A prohibition on residential and commercial evictions in Santa Clarita as the effects of the COVID-19 crisis unraveled came without hesitation for City Council members, but as the economy has reopened they found themselves Tuesday making a difficult decision.
Pulled from the consent calendar for a separate vote as suggested by Councilman Bob Kellar, the council had to decide whether to extend the city’s temporary ban on evictions of tenants arising from the financial impacts of the pandemic and rent payback provisions through Sept. 30 after its initial adoption on March 31.
They voted 3-2 against extending the city’s ban, with council members Laurene Weste, Bob Kellar and Bill Miranda casting “no” votes, ultimately allowing the moratorium ordinance to expire on Aug. 31. This means that, while Santa Clarita’s eviction order expires Monday, renters would still remain protected under Los Angeles County’s rule, which expires Sept. 30 may be extended by the Board on a month to month basis.
“I would be glad to assist here with voting one more time for an extension but at some point, you got to say to yourself, ‘How long could you do this?’” said Weste. “You just keep telling people not to pay their bills.
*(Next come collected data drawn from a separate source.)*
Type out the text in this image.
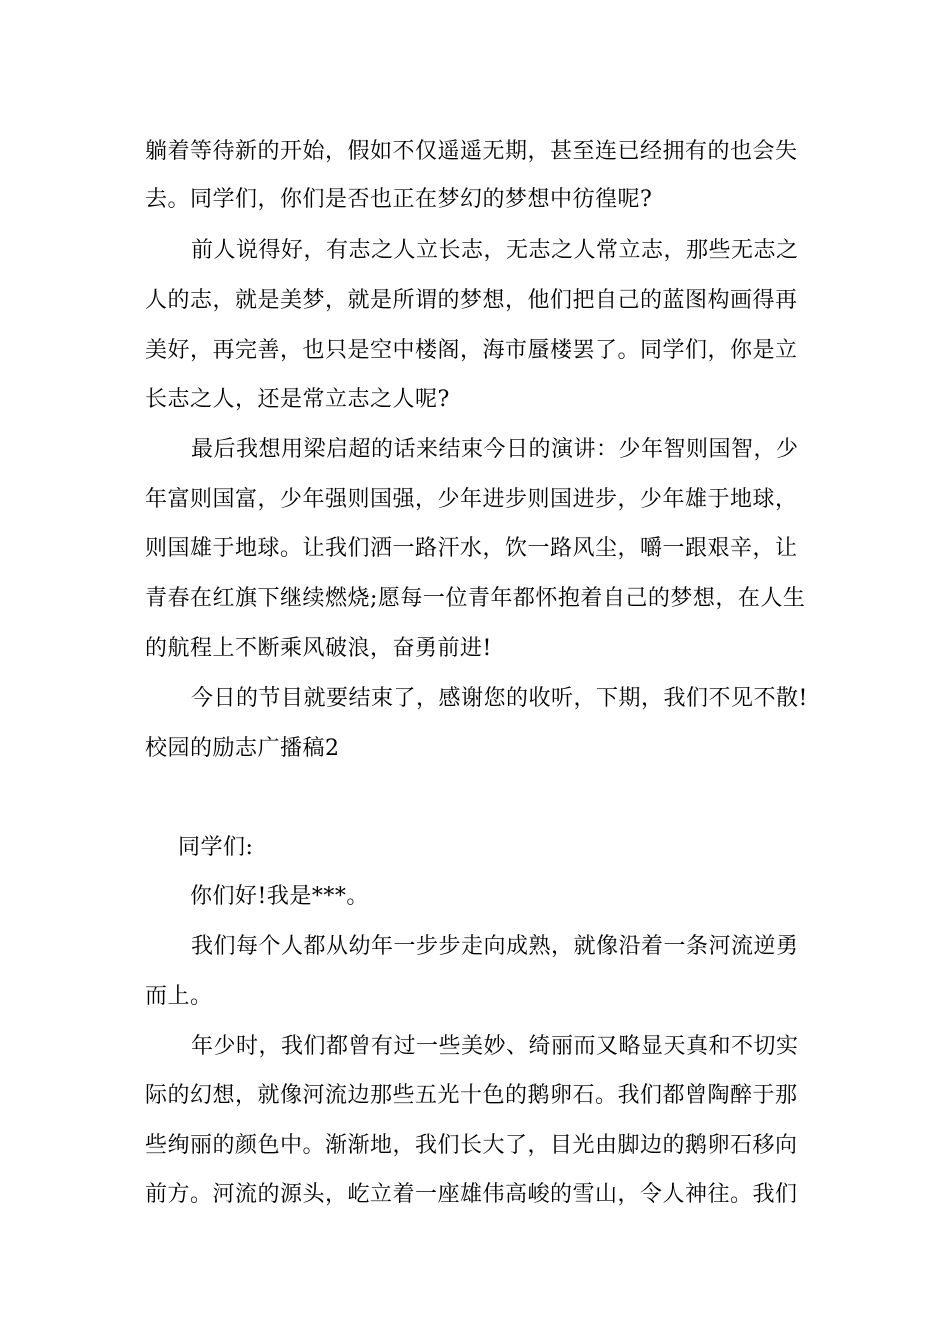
躺着等待新的开始，假如不仅遥遥无期，甚至连已经拥有的也会失
去。同学们，你们是否也正在梦幻的梦想中彷徨呢?
前人说得好，有志之人立长志，无志之人常立志，那些无志之
人的志，就是美梦，就是所谓的梦想，他们把自己的蓝图构画得再
美好，再完善，也只是空中楼阁，海市蜃楼罢了。同学们，你是立
长志之人，还是常立志之人呢?
最后我想用梁启超的话来结束今日的演讲：少年智则国智，少
年富则国富，少年强则国强，少年进步则国进步，少年雄于地球，
则国雄于地球。让我们洒一路汗水，饮一路风尘，嚼一跟艰辛，让
青春在红旗下继续燃烧;愿每一位青年都怀抱着自己的梦想，在人生
的航程上不断乘风破浪，奋勇前进!
今日的节目就要结束了，感谢您的收听，下期，我们不见不散!
校园的励志广播稿2
同学们:
你们好!我是***。
我们每个人都从幼年一步步走向成熟，就像沿着一条河流逆勇
而上。
年少时，我们都曾有过一些美妙、绮丽而又略显天真和不切实
际的幻想，就像河流边那些五光十色的鹅卵石。我们都曾陶醉于那
些绚丽的颜色中。渐渐地，我们长大了，目光由脚边的鹅卵石移向
前方。河流的源头，屹立着一座雄伟高峻的雪山，令人神往。我们
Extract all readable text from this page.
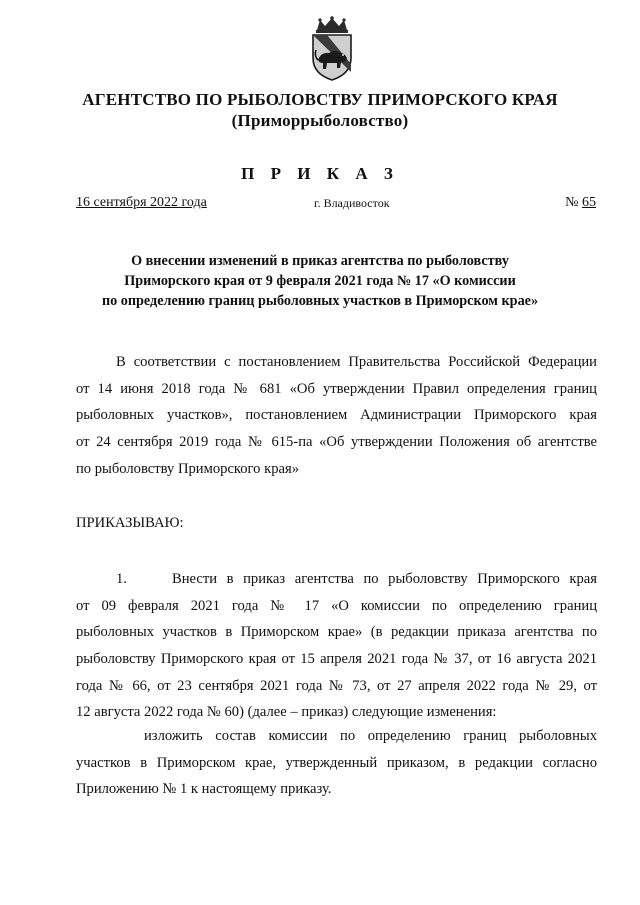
АГЕНТСТВО ПО РЫБОЛОВСТВУ ПРИМОРСКОГО КРАЯ
(Приморрыболовство)
П Р И К А З
16 сентября 2022 года	г. Владивосток	№ 65
О внесении изменений в приказ агентства по рыболовству
Приморского края от 9 февраля 2021 года № 17 «О комиссии
по определению границ рыболовных участков в Приморском крае»
В соответствии с постановлением Правительства Российской Федерации
от 14 июня 2018 года № 681 «Об утверждении Правил определения границ
рыболовных участков», постановлением Администрации Приморского края
от 24 сентября 2019 года № 615-па «Об утверждении Положения об агентстве
по рыболовству Приморского края»
ПРИКАЗЫВАЮ:
1.	Внести в приказ агентства по рыболовству Приморского края
от 09 февраля 2021 года № 17 «О комиссии по определению границ
рыболовных участков в Приморском крае» (в редакции приказа агентства по
рыболовству Приморского края от 15 апреля 2021 года № 37, от 16 августа 2021
года № 66, от 23 сентября 2021 года № 73, от 27 апреля 2022 года № 29, от
12 августа 2022 года № 60) (далее – приказ) следующие изменения:
изложить состав комиссии по определению границ рыболовных
участков в Приморском крае, утвержденный приказом, в редакции согласно
Приложению № 1 к настоящему приказу.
I mean, this city can’t survive that way, county can’t survive that way. It has an unintended consequence and we need to look at all of those consequences.”
Councilwoman Marsha McLean said that while she agreed that the bans would have to halt at some point, extending the order would mean the city could continue with its own payback provisions — nine months for deferred rent — rather than the county’s 12-month period.
Besides the potential countywide moratorium, which would apply whether or not a local eviction order exists, there is also a court order in effect prohibiting the commencement of new eviction cases, according to City Attorney Joseph Montes. He said pending legislation in Sacramento, such as Assembly Bill 1436, would provide eviction protection and rent deferral on a uniform statewide basis.
Mayor Cameron Smyth said he supported the extension as some state and county developments are expected to occur next month.
“I would certainly support extending this through one more time and then let some of the actions from the state and then the county and others to provide us a little more clarity,” he said.